Avant même les premiers échanges, l’histoire promettait de s’écrire sous les yeux des heureux spectateurs du court 14 ce samedi. Vainqueur avec la manière du double champion en titre Guy Sasson dans le dernier carré, Niels Vink avait l’opportunité de devenir le 2e joueur de l’histoire à posséder les quatre titres du Grand Chelem simultanément (après la légende Dylan Alcott). Couronné à Wimbledon, à l’US Open (2025) puis à l’Open d’Australie en janvier, il visait tout bonnement son 9e couronnement majeur, le 3e Porte d’Auteuil. De l’autre côté du filet, pour sa toute première finale à ce niveau, Ahmet Kaplan avait quant à lui l’opportunité de devenir le premier joueur turc de l’histoire titré dans la catégorie reine, toutes disciplines confondues.

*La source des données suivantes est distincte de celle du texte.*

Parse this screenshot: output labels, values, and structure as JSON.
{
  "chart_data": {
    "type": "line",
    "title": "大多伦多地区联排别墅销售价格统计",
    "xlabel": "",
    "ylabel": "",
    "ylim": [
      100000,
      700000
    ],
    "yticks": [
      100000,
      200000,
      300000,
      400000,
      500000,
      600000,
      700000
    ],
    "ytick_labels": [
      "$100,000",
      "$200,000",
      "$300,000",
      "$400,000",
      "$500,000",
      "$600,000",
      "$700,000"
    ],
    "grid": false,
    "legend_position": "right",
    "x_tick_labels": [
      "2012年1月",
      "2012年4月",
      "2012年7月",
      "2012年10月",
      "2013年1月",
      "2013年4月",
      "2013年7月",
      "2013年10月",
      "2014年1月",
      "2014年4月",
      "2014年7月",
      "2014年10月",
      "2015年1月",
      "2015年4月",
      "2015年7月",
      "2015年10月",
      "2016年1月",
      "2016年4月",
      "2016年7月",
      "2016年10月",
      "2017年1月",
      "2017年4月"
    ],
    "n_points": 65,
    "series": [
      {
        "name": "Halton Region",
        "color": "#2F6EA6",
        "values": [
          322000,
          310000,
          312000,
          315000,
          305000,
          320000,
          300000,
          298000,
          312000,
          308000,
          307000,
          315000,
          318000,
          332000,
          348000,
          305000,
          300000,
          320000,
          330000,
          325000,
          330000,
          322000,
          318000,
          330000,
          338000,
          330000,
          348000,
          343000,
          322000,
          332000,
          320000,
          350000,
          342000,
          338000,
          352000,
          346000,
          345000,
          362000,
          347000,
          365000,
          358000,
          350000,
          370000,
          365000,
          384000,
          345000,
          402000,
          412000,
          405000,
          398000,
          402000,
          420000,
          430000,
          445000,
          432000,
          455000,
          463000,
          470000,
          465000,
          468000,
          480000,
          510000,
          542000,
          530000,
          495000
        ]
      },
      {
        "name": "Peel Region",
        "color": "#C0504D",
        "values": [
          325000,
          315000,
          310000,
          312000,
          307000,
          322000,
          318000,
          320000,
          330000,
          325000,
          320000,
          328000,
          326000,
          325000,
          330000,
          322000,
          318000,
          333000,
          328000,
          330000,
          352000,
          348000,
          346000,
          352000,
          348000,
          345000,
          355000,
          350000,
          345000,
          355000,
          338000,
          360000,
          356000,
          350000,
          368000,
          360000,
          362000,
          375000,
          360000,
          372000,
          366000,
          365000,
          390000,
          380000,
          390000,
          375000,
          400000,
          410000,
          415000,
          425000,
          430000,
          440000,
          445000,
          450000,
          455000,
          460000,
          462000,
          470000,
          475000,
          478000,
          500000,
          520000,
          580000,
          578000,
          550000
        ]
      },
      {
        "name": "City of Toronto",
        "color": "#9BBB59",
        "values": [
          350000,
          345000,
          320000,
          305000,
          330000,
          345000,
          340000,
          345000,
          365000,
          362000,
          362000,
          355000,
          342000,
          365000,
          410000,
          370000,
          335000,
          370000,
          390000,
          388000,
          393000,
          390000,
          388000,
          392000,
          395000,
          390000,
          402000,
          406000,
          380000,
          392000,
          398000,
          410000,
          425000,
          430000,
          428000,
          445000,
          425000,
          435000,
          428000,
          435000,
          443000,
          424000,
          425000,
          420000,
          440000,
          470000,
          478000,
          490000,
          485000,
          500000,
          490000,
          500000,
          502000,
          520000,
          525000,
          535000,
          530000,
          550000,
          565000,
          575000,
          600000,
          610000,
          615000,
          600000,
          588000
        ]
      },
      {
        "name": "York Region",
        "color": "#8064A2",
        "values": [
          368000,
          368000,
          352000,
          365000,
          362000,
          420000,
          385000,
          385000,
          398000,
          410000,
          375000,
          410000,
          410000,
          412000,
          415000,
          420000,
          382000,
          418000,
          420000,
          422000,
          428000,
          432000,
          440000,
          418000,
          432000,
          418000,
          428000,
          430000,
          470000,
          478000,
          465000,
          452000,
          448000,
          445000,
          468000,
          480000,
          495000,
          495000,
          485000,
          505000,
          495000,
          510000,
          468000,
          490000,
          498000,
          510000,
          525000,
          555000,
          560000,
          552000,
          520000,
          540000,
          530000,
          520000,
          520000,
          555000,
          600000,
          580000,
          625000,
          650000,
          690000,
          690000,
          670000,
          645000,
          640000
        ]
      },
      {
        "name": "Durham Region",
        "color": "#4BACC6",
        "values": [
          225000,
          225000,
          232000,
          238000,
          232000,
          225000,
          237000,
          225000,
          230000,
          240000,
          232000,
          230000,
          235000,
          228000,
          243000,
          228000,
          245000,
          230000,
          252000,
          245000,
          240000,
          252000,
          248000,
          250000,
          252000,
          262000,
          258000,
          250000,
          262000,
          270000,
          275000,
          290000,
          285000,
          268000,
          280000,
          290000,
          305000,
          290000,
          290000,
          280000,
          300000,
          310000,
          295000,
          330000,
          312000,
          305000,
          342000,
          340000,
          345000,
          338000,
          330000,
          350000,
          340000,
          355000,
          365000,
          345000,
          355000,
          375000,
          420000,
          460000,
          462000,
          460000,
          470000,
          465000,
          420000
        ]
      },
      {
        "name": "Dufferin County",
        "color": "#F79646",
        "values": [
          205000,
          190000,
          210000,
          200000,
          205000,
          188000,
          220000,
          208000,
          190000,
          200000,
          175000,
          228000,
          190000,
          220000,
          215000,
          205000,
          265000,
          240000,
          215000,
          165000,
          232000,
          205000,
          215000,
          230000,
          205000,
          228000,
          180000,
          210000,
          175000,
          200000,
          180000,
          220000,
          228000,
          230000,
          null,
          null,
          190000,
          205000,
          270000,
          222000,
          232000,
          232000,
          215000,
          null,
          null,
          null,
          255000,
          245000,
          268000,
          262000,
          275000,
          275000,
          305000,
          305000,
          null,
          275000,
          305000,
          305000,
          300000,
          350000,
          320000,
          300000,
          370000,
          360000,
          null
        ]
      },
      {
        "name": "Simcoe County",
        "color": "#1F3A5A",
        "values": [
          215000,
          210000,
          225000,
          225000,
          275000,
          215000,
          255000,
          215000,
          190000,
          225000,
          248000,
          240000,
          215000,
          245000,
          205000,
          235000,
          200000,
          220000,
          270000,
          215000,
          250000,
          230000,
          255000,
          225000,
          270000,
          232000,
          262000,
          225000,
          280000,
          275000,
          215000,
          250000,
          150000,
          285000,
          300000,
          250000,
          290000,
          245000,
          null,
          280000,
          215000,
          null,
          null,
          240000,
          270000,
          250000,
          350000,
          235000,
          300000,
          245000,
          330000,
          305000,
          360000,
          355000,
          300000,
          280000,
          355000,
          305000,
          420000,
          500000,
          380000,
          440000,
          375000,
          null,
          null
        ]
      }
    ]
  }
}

Tennis-fauteuil : Niels Vink récupère sa couronne
Privé de sacre en simple à Paris depuis l’édition 2023, le n°1 mondial s’est montré impérial pour s’adjuger son 9e titre du Grand Chelem.
Une fois ce somptueux décor planté, la vérité du terrain a évidemment repris ses droits. Victorieux à la surprise générale de Sam Schroder en demies, l’outsider du jour (mené 15-1 dans son duel avec le patron de la discipline) est plutôt bien entré dans sa partie, se montrant suffisamment agressif sur l’engagement adverse pour tenir la cadence. Malgré deux interruptions en raison des conditions météorologiques capricieuses, les protagonistes sont revenus à chaque fois sur le court avec les mêmes intentions.
C’est en parvenant à conserver sa mise en jeu – après des échanges de breaks très classiques en quad – que Niels Vink a fait une première différence, aussi bien psychologiquement qu’au tableau d’affichage. Malgré une opportunité manquée de conclure la manche, il a pris la tête après 44 minutes de jeu (6/3).
Comme il l’a fait tout au long de sa formidable aventure parisienne, Ahmet Kaplan est reparti au combat dans le deuxième set. Accrocheur et très puissant, il n’a toutefois rien pu faire face à la réussite et la précision de son prestigieux vis-à-vis, auteur de 27 coups gagnants pour 24 fautes directes (16/26 pour le Turc) et qui a surtout terminé la rencontre avec 62% de points gagnés derrière sa première balle (contre 36% pour Kaplan).
Sur un dernier revers hors de portée (6/3, 6/4 en 117), Niels Vink a pu laisser éclater toute sa joie et sa rage, lui qui n’avait plus connu le bonheur d’un sacre parisien en simple depuis trois ans. "Ahmet, félicitations pour ta première finale, nos matchs sont toujours très accrochés, a-t-il lancé lors de la cérémonie de remise des trophées. Il y a eu deux interruptions à cause la pluie, c’était difficile de rester dans le match mais nous y sommes parvenus. C’est incroyable de pouvoir jouer chaque année à Roland-Garros, il faut souligner le travail des organisateurs. C’est mon troisième titre ici et c’est sans doute celui que j’attendais le moins au vu de mon niveau de confiance en arrivant à Paris. Je remercie mon équipe et mon entraîneur !"
De son côté, à l’issue du plus beau parcours de sa carrière en Majeur, Ahmet Kaplan a conclu sur une promesse. "Je suis fier de moi, on a fait un magnifique travail cette année avec mon équipe. J’espère désormais pouvoir jouer de nombreuses autres finales." Le rendez-vous est pris.